Still another wrote: "...We danced with the system, to their rules, in their ballroom. It was damned uncomfortable, frustrating and tiring, but we survived, elegantly..."

The aftermath

Anne Derrick, Pandora's lawyer, says this case never should have proceeded, but as it did, it becomes a very important case and decision.

"The Commission tries to downplay the importance of the case," she says, "but it is the first time in Canada such a decision has been reached. It has much broader implications than most people have considered; not only women but all other disadvantaged groups in society will be affected by it."

Derrick was not particularly surprised at the outcome. "I felt the choice of this adjudicator gave us the prospect of getting this decision.
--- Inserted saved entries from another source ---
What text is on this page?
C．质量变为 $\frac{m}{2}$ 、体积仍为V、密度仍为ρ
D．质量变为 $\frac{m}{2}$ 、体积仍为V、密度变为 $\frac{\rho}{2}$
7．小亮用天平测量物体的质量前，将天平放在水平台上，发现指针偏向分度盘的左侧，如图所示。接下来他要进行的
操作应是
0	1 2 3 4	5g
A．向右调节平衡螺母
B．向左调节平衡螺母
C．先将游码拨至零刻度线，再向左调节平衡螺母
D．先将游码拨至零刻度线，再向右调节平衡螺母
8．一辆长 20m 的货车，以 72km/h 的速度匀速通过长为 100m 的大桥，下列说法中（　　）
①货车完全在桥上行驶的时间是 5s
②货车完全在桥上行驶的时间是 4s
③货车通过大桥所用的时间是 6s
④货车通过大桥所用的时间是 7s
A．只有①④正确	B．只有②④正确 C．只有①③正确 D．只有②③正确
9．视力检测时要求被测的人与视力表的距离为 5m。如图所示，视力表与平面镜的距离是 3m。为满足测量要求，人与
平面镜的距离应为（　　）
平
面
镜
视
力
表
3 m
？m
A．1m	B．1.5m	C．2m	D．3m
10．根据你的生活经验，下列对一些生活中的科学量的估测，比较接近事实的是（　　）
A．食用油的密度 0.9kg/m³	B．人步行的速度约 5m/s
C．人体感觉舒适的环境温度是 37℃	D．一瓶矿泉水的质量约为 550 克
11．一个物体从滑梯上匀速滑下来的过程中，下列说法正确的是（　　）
I felt he had the ability and the intellect to grasp the arguments."

Having said that, she's also not persuaded that the Commission learned anything from the hearing.

"The response we've had from the Commission about what happened after the hearing makes me say, `they still just don't get it.'"
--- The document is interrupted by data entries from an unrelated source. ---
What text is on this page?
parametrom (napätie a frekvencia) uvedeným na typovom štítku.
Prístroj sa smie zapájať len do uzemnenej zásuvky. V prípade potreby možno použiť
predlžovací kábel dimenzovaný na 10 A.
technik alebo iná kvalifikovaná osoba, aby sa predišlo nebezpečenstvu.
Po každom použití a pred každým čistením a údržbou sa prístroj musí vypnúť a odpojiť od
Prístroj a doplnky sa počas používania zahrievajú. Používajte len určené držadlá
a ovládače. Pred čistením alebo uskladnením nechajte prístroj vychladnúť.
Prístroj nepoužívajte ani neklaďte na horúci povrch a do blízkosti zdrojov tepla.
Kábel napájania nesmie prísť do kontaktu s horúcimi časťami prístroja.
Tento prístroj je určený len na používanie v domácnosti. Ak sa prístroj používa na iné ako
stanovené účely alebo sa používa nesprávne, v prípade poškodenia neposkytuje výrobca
The day after the Commission's decision was announced, Derrick and a coalition of Pandora's friends called a news conference to demand an apology for the language used by the Commission's lawyer in his final written argument. He called Pandora women and their expert witnesses "hysterical man-haters," "radical extremists," who presented arguments "beyond reason and sanity." He said the paper did not represent women but only lesbians. He noted that the witnesses for Pandora did not take their oaths on the Old or New Testaments, the Koran, or any other of the many holy scriptures provided, but were affirmed.
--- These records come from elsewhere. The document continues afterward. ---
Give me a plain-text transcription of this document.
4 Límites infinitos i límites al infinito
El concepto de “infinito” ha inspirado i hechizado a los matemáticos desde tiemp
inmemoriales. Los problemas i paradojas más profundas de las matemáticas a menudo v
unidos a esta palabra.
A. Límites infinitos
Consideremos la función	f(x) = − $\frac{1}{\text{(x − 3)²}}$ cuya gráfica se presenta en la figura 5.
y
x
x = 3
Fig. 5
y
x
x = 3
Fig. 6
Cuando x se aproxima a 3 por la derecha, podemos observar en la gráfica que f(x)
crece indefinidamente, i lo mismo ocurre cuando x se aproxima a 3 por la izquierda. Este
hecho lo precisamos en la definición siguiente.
Women's groups and individuals rallied in defence of Pandora and her witnesses but the Human Rights Commission has been unwilling to deal with the inappropriate language used by their lawyer and considers the case closed.

Most people would agree that part of being oppressed means that you have been defined by someone else. For women, these definitions not our own, have been very dangerous, not to say life-threatening. Women have been told that sexual harassment is flattering, that rape is just good sex preceded by a struggle, that being battered is our own masochistic fault.

Pandora, still as wise but now much poorer, is back to providing a safe space for women to work on their own definitions; back to challenging those oppressive structures that are responsible for these two lost years.

And finally, Pandora is back to being by, for and about women – this time, with no arguments.

Sharon Fraser is a Halifax journalist. She testified on behalf of Pandora as an expert witness on media.